Todavía estaba un poco iluminada.
Bien gritó y golpeó el banco con un pequeño y fuerte puño, pero en seguida volvió a quitarlo. Sin embargo, usted vive. Usted no se mata.
Nadie lo ama. Usted no logra nada. Ni siquiera dominar el próximo instante. Por eso habla así, como un vulgar. No puede amar; nada le agita fuera del miedo. Mire, mire mi pecho.
Se abrió rápidamente el abrigo, el chaleco y la camisa. Su pecho era realmente ancho y hermoso.
Yo comencé a susurrar.
Sí, a veces sobrevienen situaciones rebeldes. Este verano, por ejemplo, estuve en un pueblo, a orillas de un río. Lo recuerdo perfectamente. A menudo me acurrucaba en un banco de la orilla. En la ribera había un puesto de meriendas. A menudo tocaban el violín. Se reunía allí gente joven y fuerte, que bebía cerveza al aire libre; hablaban de caza y de aventuras. Además, detrás de la otra orilla surgían montañas cubiertas de nubes…
Me levanté, la boca débilmente retorcida, y me detuve en el césped, detrás del banco: quebré también algunas ramas cubiertas de nieve.
Dije al oído de mi compañero:
Estoy comprometido; lo reconozco.
No se asombró de que me hubiese levantado. ¿Usted está comprometido?
Daba la sensación de estar muy débil, como si sólo lo sostuviera el respaldo. Se quitó el sombrero y vi su pelo cuidadosamente peinado y perfumado, terminado en la nuca en una línea curva y precisa, tal como se usaba en ese invierno.
Me alegré de haberle contestado en forma tan inteligente. "Si. me dije; he aquí un hombre que se mueve a sus anchas en las reuniones, de lengua ágil y brazos libres. Puede conducir a una dama a través de un salón y conversar amablemente con ella sin que le preocupe que afuera llueva o que haya un tímido o que suceda cualquier otra cosa lamentable. Sí, se inclina graciosamente ante las damas. Aquí está ahora."

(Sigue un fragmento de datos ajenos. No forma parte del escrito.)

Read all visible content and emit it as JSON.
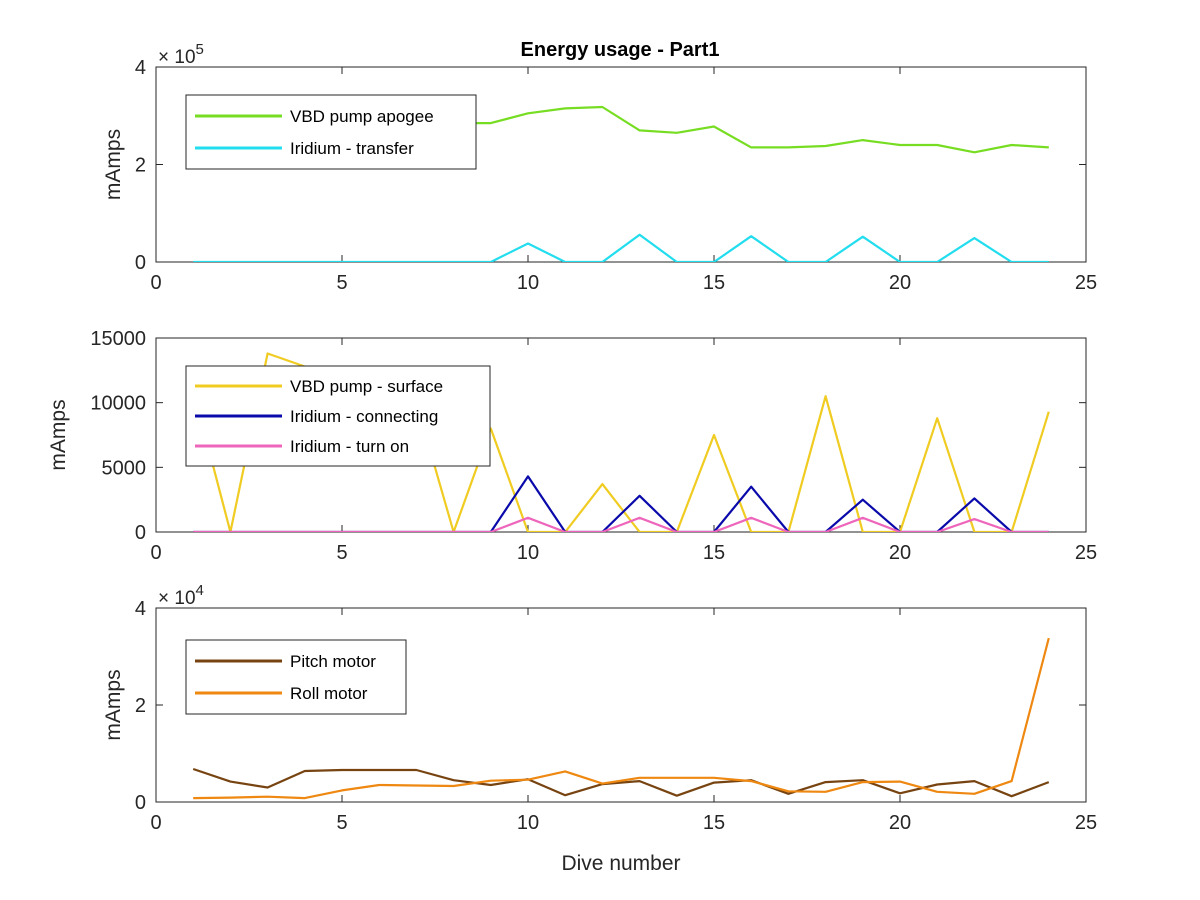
{
  "title": "Energy usage - Part1",
  "chart_data": [
    {
      "type": "line",
      "title": "Energy usage - Part1",
      "xlabel": "",
      "ylabel": "mAmps",
      "xlim": [
        0,
        25
      ],
      "ylim": [
        0,
        400000
      ],
      "xticks": [
        0,
        5,
        10,
        15,
        20,
        25
      ],
      "xtick_labels": [
        "0",
        "5",
        "10",
        "15",
        "20",
        "25"
      ],
      "yticks": [
        0,
        200000,
        400000
      ],
      "ytick_labels": [
        "0",
        "2",
        "4"
      ],
      "y_exponent_base": "× 10",
      "y_exponent_power": "5",
      "legend_position": "top-left",
      "grid": false,
      "series": [
        {
          "name": "VBD pump apogee",
          "color": "#77DD22",
          "x": [
            8,
            9,
            10,
            11,
            12,
            13,
            14,
            15,
            16,
            17,
            18,
            19,
            20,
            21,
            22,
            23,
            24
          ],
          "values": [
            285000,
            285000,
            305000,
            315000,
            318000,
            270000,
            265000,
            278000,
            235000,
            235000,
            238000,
            250000,
            240000,
            240000,
            225000,
            240000,
            235000
          ]
        },
        {
          "name": "Iridium - transfer",
          "color": "#22DDEE",
          "x": [
            1,
            2,
            3,
            4,
            5,
            6,
            7,
            8,
            9,
            10,
            11,
            12,
            13,
            14,
            15,
            16,
            17,
            18,
            19,
            20,
            21,
            22,
            23,
            24
          ],
          "values": [
            0,
            0,
            0,
            0,
            0,
            0,
            0,
            0,
            0,
            38000,
            0,
            0,
            56000,
            0,
            0,
            53000,
            0,
            0,
            52000,
            0,
            0,
            49000,
            0,
            0
          ]
        }
      ]
    },
    {
      "type": "line",
      "title": "",
      "xlabel": "",
      "ylabel": "mAmps",
      "xlim": [
        0,
        25
      ],
      "ylim": [
        0,
        15000
      ],
      "xticks": [
        0,
        5,
        10,
        15,
        20,
        25
      ],
      "xtick_labels": [
        "0",
        "5",
        "10",
        "15",
        "20",
        "25"
      ],
      "yticks": [
        0,
        5000,
        10000,
        15000
      ],
      "ytick_labels": [
        "0",
        "5000",
        "10000",
        "15000"
      ],
      "legend_position": "top-left",
      "grid": false,
      "series": [
        {
          "name": "VBD pump - surface",
          "color": "#F0CC22",
          "x": [
            1,
            2,
            3,
            4,
            5,
            6,
            7,
            8,
            9,
            10,
            11,
            12,
            13,
            14,
            15,
            16,
            17,
            18,
            19,
            20,
            21,
            22,
            23,
            24
          ],
          "values": [
            11000,
            0,
            13800,
            12800,
            12000,
            11000,
            10000,
            0,
            8000,
            0,
            0,
            3700,
            0,
            0,
            7500,
            0,
            0,
            10500,
            0,
            0,
            8800,
            0,
            0,
            9300
          ]
        },
        {
          "name": "Iridium - connecting",
          "color": "#0A0AAA",
          "x": [
            1,
            2,
            3,
            4,
            5,
            6,
            7,
            8,
            9,
            10,
            11,
            12,
            13,
            14,
            15,
            16,
            17,
            18,
            19,
            20,
            21,
            22,
            23,
            24
          ],
          "values": [
            0,
            0,
            0,
            0,
            0,
            0,
            0,
            0,
            0,
            4300,
            0,
            0,
            2800,
            0,
            0,
            3500,
            0,
            0,
            2500,
            0,
            0,
            2600,
            0,
            0
          ]
        },
        {
          "name": "Iridium - turn on",
          "color": "#EE66BB",
          "x": [
            1,
            2,
            3,
            4,
            5,
            6,
            7,
            8,
            9,
            10,
            11,
            12,
            13,
            14,
            15,
            16,
            17,
            18,
            19,
            20,
            21,
            22,
            23,
            24
          ],
          "values": [
            0,
            0,
            0,
            0,
            0,
            0,
            0,
            0,
            0,
            1100,
            0,
            0,
            1100,
            0,
            0,
            1100,
            0,
            0,
            1100,
            0,
            0,
            1000,
            0,
            0
          ]
        }
      ]
    },
    {
      "type": "line",
      "title": "",
      "xlabel": "Dive number",
      "ylabel": "mAmps",
      "xlim": [
        0,
        25
      ],
      "ylim": [
        0,
        40000
      ],
      "xticks": [
        0,
        5,
        10,
        15,
        20,
        25
      ],
      "xtick_labels": [
        "0",
        "5",
        "10",
        "15",
        "20",
        "25"
      ],
      "yticks": [
        0,
        20000,
        40000
      ],
      "ytick_labels": [
        "0",
        "2",
        "4"
      ],
      "y_exponent_base": "× 10",
      "y_exponent_power": "4",
      "legend_position": "top-left",
      "grid": false,
      "series": [
        {
          "name": "Pitch motor",
          "color": "#774411",
          "x": [
            1,
            2,
            3,
            4,
            5,
            6,
            7,
            8,
            9,
            10,
            11,
            12,
            13,
            14,
            15,
            16,
            17,
            18,
            19,
            20,
            21,
            22,
            23,
            24
          ],
          "values": [
            6800,
            4200,
            3000,
            6400,
            6600,
            6600,
            6600,
            4500,
            3500,
            4700,
            1400,
            3700,
            4300,
            1300,
            4000,
            4500,
            1700,
            4100,
            4500,
            1800,
            3600,
            4300,
            1200,
            4100
          ]
        },
        {
          "name": "Roll motor",
          "color": "#EE8811",
          "x": [
            1,
            2,
            3,
            4,
            5,
            6,
            7,
            8,
            9,
            10,
            11,
            12,
            13,
            14,
            15,
            16,
            17,
            18,
            19,
            20,
            21,
            22,
            23,
            24
          ],
          "values": [
            800,
            900,
            1100,
            800,
            2400,
            3500,
            3400,
            3300,
            4400,
            4600,
            6300,
            3800,
            5000,
            5000,
            5000,
            4300,
            2200,
            2100,
            4100,
            4200,
            2100,
            1700,
            4300,
            33800
          ]
        }
      ]
    }
  ]
}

Se pasó un pañuelo de batista por la frente.
Póngame la mano sobre la frente dijo. Se lo ruego.
No me apresuré a complacerle y entonces cruzó las manos.
Como si nuestra pena lo oscureciese todo, hablábamos en lo alto de la montaña como en una pequeña habitación, a pesar de la luz, y del viento de la mañana. Muy próximos aunque no simpatizábamos, las paredes nos impedían separarnos. Pero podíamos conducirnos ridículamente y sin rigidez humana, sin avergonzarnos de las ramas que nos cubrían y los árboles que nos rodeaban.
Mi compañero sacó una navaja, la abrió pensativo y, como jugando, se la hundió en el brazo izquierdo; pero no volvió a sacarla. La sangre corrió en el acto. Sus redondas mejillas estaban pálidas. Retiré entonces el cuchillo, corté con él las mangas del abrigo y de la chaqueta y rasgué la camisa. Corrí un trecho buscando ayuda.